As Amazon Web Services adds more features to its cloud platform, the anxiety among competitors — as well as partners — grows. Can anybody, including the evolving OpenStack crowd, Microsoft Windows Azure, or other potential rivals, hope to compete?
The latest news that Amazon will let Eucalyptus use the AWS API to connect Eucalyptus-based private clouds with Amazon’s public cloud gives AWS a better story for companies that prefer a hybrid cloud solution for security and other reasons. And, it gives Eucalyptus, which faces an uphill battle against OpenStack, some credibility. But perhaps most important, it establishes that AWS — and its API — is the de facto standard defining cloud computing.
As Simon Munro, a software architect who writes on cloud issues, wrote in his blog:
… what is really interesting about the Eucalyptus announcement is that it lends credibility to AWS as the definition of cloud computing (not just the market leader or early adopter). Using AWS as the definition and getting rid of all of the IaaS/PaaS crap makes it pretty easy for AWS to talk to the enterprise – far more than talking on-prem [on premises] does.
Because of that API support, developers working on Eucalyptus-based private clouds can use the same AWS tools — their Amazon Machine Images (AMIs) and scripts — to manage both the Amazon public cloud and their private, on-premises clouds.
Amazon and its AWS API rule the roost in cloud with hardly a No. 2 player in sight. That is something the OpenStacks and Windows Azures of the world must face going forward.
Continued forays up the stack raise eyebrows
But there are still more developments that worry third-party partners. This week Amazon beefed up its CloudFront content delivery network (CDN) capabilities so that it will be more applicable for quickly changing, as opposed to static, content. CDNs speed up web performance by putting content closer to its likely users to speed page views and downloads. This is “a pretty clear shot at the CDN players” out there, said one Amazon watcher.
Amazon uses third-party CDNs but has also offered its own CloudFront service for some time. CDN companies are keeping an eye on this, although they say — privately — that what AWS offers is fairly rudimentary. ”Is this a sign that Amazon will get more into CDNs for dynamic content delivery? Probably,” said one executive with a CDN player.
This week AWS also announced enhancements to its Elastic Beanstalk platform-as-a-service, which now supports the popular PHP programming language and Git version control system.
An Amazon spokeswoman said that the new services are offered to meet customer demand. “CloudFront is a fast growing CDN and one that provides an option for customers who don’t want to negotiate standard CDN contracts. We listen to our customers and customers have asked us to build this type of functionality into the service so that’s what we’ve done,” she said via email.
AWS problem: Partners are customers too
As for Elastic Beanstalk enhancements, the spokeswoman said the company always said pledged support for multiple development stacks and languages.
As Amazon CTO Werner Vogel blogged earlier this week:
One of the most important AWS principles is flexibility. Flexibility is in the choice of software and languages running on AWS, in the tools and interfaces available to manipulate resources and applications, and in the ability to leverage services from other providers.
Vogel also promised to work closely with current and future platform partners and use their feedback to develop new featuers and services that will help them. Indeed, startup companies trying to build new services often consult with Amazon to make sure what they’re doing will not conflict with planned AWS services.
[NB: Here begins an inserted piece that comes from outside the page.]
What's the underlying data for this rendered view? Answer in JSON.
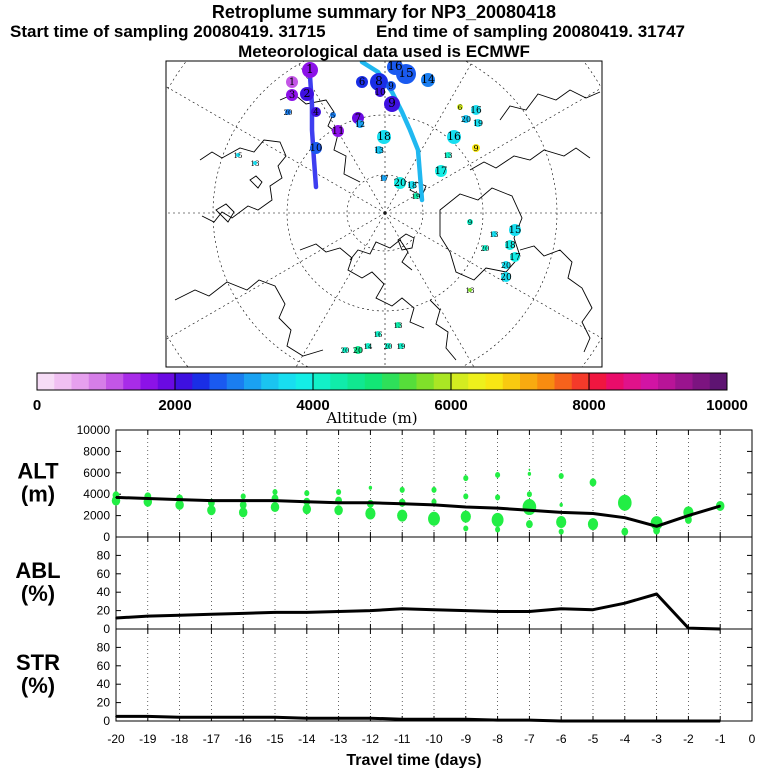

This partner concern is not new. As I’ve reported before, it crops up repeatedly as Amazon adds new services. While it’s natural for AWS to expand offerings to customers, some of those customers happen to be PaaS providers that provide the very sort of services that Amazon wants to add. In many ways AWS now is much like the Microsoft of 10 or 20 years ago — as it added capabilities to Windows and Office, it displaced third-party software companies that had filled those gaps. Microsoft built its own prodigious presence by doing so, but also thinned out its own ecosystem. AWS appears to be on the same track.